4. 生地と具材と麺のバランスが絶妙!:カープ 東京支店(神田)の「お好み焼 うどん入り」

広島出身のおしゃべり上手な女将さんと無口な大将が切り盛りする東京・神田の人気店。メインの焼き手は息子さんが担当し、その手際のよさに目を見張ってしまいます。生地を引いたらキャベツ、もやし、とろろ昆布、豚バラをのせてひっくり返して待ちます。うどんは別に焼いて本体をのせたら、仕上げの卵は丁寧に円くのばして重ねます。うどん、キャベツ、もやし、それぞれの素材の味と食感を、たっぷりかかったソースが見事にまとめてくれています。
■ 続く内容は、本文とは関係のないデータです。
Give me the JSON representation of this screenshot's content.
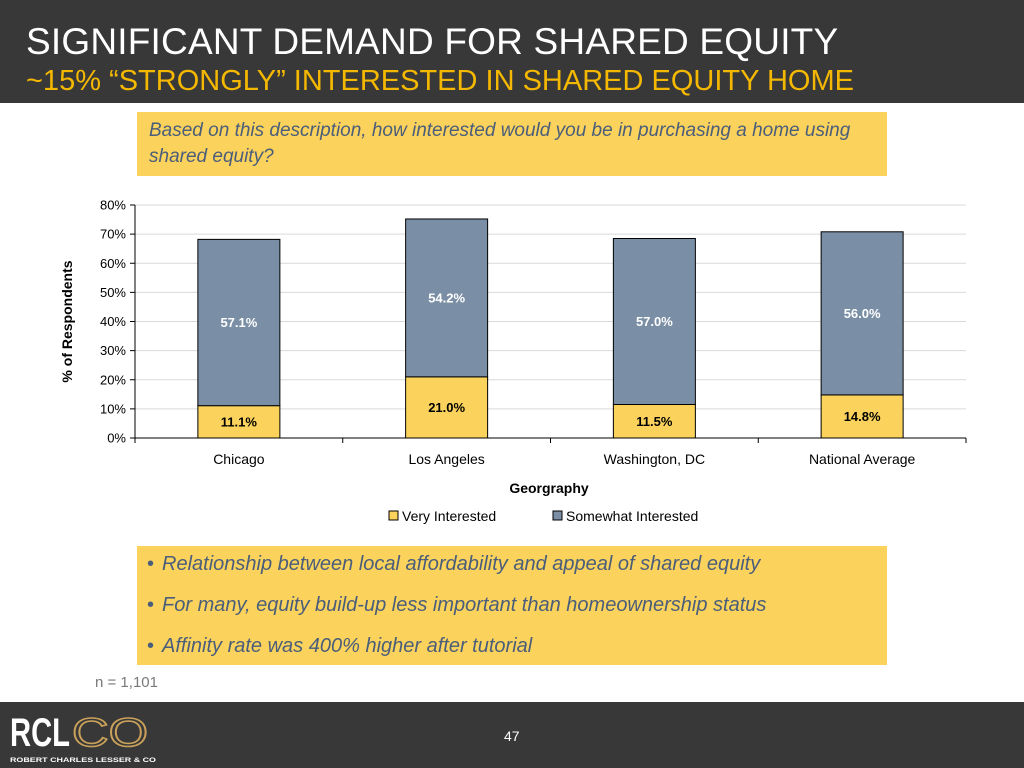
{
  "slide": {
    "title": "SIGNIFICANT DEMAND FOR SHARED EQUITY",
    "subtitle": "~15% “STRONGLY” INTERESTED IN SHARED EQUITY HOME",
    "question": "Based on this description, how interested would you be in purchasing a home using shared equity?",
    "bullets": [
      "Relationship between local affordability and appeal of shared equity",
      "For many, equity build-up less important than homeownership status",
      "Affinity rate was 400% higher after tutorial"
    ],
    "note": "n = 1,101",
    "page_number": "47",
    "logo": {
      "main": "RCLCO",
      "tagline": "ROBERT CHARLES LESSER & CO"
    }
  },
  "colors": {
    "header_bg": "#383838",
    "subtitle": "#f5b800",
    "callout_bg": "#fbd35c",
    "callout_text": "#4a5d7a",
    "very_interested": "#fbd35c",
    "somewhat_interested": "#7a8fa6"
  },
  "chart_data": {
    "type": "bar",
    "stacked": true,
    "categories": [
      "Chicago",
      "Los Angeles",
      "Washington, DC",
      "National Average"
    ],
    "series": [
      {
        "name": "Very Interested",
        "values": [
          11.1,
          21.0,
          11.5,
          14.8
        ],
        "labels": [
          "11.1%",
          "21.0%",
          "11.5%",
          "14.8%"
        ]
      },
      {
        "name": "Somewhat Interested",
        "values": [
          57.1,
          54.2,
          57.0,
          56.0
        ],
        "labels": [
          "57.1%",
          "54.2%",
          "57.0%",
          "56.0%"
        ]
      }
    ],
    "xlabel": "Georgraphy",
    "ylabel": "% of Respondents",
    "ylim": [
      0,
      80
    ],
    "yticks": [
      "0%",
      "10%",
      "20%",
      "30%",
      "40%",
      "50%",
      "60%",
      "70%",
      "80%"
    ],
    "grid": true,
    "legend": "bottom"
  }
}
5.  マヨネーズが絡んだ麺が旨い!インパクト大のドーム形:電光石火 駅前ひろば店(広島)の「たっぷりマヨネーズ、大葉入り」

こちらのお店がある「広島フルフォーカスビル」の6階は他にもお好み焼き屋さんがずらっと並ぶ、まさに“お好み焼きビル”。なかでも人気のこちらは鉄板前に丸椅子が並び、お客さんの視線は鉄板に集中します。お好み焼き本体がほぼ焼き上がってくると、ゆであがった麺をこんもりと置いて、マヨネーズと刻み大葉をたっぷりのせていきます。手早く卵2個で薄焼き卵を作り、そこに本体をのせて包み込むと、このコロンとしたドーム状の形となり完成! たっぷりのマヨネーズが麺にしっかりからんで、大葉の香りでより軽やかな風味に。マヨラーでなくても大満足の、見た目もかわいらしい逸品です。

 

教えてくれたのは

一般社団法人日本コナモン協会

熊谷真菜さん

 

2003年5月7日コナモンの日に日本コナモン協会を設立し、今年で15周年を迎える。「コナモンはだしが命!」を掲げ、コナモン文化の普及と継承を目的に日本や海外で活動を展開。最近では広島のお好み焼きに再注目し、週に3回は自作している。